The Toronto photographer’s subjects are quite diverse– marine oil fields, workers’ dorms in southern China’s manufacturing plants, and Bangladeshi ship demolition yards.But the common thread weaving Burtynsky’s work together is how human interactions with the planet are altering its landscape.
As one wanders through the Edward Burtynsky: Encounters exhibit, currently on display at Calgary’s Glenbow Museum, it is easy to see a sort of beauty in the destruction of our planet. Burtynsky’s photo of the bizarre geometry of Carrara, Italy’s marble quarries– from which the marble for both Michelangelo’s David and modern-day kitchen counter-tops have been removed– shows the power of humans to alter the Earth’s landscapes beyond anything even remotely resembling nature.
The exhibit’s images are selected by various guest curators from across Canada, ranging from Olympic medalist Mark Tewksbury and media personality George Stromboulopoulos to Calgary’s Glendale School’s grade 5 and 6 students.
CBC Radio host Jim Brown is one guest curator. “[The images] that struck me were the tightly cropped ones, where you weren’t really sure what you were seeing,” says Brown. “I just like the fact that the context is sort of removed . . . they’ve got a strange painterly quality to them.”
The prints are also substantially sized and detailed. Take National Film Board director and animator Cam Christiansen’s selection, for example– from afar it may look like a picture of a massive ship under construction in China’s Zhejiang province, but dozens of workers’ bicycles are tucked neatly underneath the ship’s bow. This makes it seem as though the bicycles are the only thing propping up the precariously perched vessel.

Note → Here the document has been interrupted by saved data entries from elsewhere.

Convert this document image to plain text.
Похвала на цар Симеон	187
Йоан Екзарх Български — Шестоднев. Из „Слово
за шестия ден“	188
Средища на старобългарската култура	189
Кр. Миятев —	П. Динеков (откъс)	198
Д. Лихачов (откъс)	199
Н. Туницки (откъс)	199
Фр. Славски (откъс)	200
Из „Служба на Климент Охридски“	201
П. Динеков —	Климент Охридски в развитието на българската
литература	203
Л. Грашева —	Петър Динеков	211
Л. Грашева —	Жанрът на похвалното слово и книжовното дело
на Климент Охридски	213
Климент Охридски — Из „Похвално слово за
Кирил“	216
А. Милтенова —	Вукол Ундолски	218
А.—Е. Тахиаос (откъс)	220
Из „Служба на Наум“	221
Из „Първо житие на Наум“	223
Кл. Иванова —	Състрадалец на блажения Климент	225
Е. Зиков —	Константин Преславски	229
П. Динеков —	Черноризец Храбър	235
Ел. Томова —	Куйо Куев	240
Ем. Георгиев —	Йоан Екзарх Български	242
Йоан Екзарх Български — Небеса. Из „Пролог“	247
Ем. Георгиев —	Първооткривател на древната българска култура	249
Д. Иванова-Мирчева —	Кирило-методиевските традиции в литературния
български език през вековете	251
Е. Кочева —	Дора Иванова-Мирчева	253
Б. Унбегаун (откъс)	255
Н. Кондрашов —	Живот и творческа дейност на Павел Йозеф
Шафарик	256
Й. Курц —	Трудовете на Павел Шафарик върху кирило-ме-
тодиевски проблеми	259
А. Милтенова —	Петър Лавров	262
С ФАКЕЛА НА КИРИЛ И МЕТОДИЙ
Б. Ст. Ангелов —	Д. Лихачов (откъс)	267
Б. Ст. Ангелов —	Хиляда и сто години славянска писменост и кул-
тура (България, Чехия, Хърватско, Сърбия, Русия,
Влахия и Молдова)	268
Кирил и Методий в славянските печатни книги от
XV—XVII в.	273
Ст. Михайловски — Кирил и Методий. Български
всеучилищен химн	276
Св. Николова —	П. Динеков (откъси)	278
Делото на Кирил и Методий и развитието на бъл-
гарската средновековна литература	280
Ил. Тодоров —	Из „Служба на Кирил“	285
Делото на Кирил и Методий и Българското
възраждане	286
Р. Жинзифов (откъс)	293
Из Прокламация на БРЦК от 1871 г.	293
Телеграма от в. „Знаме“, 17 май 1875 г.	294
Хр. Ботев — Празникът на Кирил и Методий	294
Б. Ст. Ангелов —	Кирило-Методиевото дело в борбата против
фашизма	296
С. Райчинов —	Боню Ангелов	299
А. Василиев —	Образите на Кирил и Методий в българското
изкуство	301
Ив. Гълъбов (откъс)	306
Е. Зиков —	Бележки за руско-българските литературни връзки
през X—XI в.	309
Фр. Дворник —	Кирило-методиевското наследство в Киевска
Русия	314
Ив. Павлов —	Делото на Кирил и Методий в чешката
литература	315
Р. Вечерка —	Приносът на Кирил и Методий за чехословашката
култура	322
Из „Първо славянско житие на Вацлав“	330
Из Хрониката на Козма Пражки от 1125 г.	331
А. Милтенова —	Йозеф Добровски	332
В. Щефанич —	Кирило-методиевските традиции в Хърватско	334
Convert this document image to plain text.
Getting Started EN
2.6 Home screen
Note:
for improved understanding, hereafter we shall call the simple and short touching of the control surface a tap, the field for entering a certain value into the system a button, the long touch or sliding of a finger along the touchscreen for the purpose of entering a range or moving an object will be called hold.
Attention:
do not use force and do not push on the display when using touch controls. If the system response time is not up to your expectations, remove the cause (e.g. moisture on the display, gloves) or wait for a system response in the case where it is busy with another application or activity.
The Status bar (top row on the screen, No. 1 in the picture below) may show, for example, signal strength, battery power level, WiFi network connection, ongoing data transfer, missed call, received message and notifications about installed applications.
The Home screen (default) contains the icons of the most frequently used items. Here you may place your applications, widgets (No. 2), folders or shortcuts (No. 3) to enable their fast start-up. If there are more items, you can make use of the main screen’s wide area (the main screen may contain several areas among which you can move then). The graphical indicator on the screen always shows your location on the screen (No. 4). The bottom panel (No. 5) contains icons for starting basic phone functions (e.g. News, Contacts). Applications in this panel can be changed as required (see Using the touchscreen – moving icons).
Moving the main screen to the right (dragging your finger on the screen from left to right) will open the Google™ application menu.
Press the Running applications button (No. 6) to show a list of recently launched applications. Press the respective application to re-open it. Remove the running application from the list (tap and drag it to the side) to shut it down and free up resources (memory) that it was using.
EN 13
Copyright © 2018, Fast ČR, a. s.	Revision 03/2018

Beyond the contrast between the images’ massive size and tiny details, the photographic beauty of Burtynsky’s work is juxtaposed with the unseemly nature of its subject matter.
“How can a mountain that has been scraped for marble or granite be beautiful?” asks Brown. “But the way it’s shot and framed, and the way [Burtynsky] composes it, turns it into something that is actually quite beautiful.”
When Burtynsky explores poverty in Bangladesh, “he doesn’t show a woman crying over a sick or starving child,” says Brown– instead, he focuses on decrepit tankers, creating an intellectual response rather than an emotional one.
“You’re more likely to have a lasting effect on someone if you engage them intellectually,” remarks Brown.
A photo captures an exceptional moment in time, but Burtynsky doesn’t capture exceptional moments. Instead, he takes the everyday and the industrial processes that shape it to create an exceptional composition that allows us to pause and reflect on our place in the world.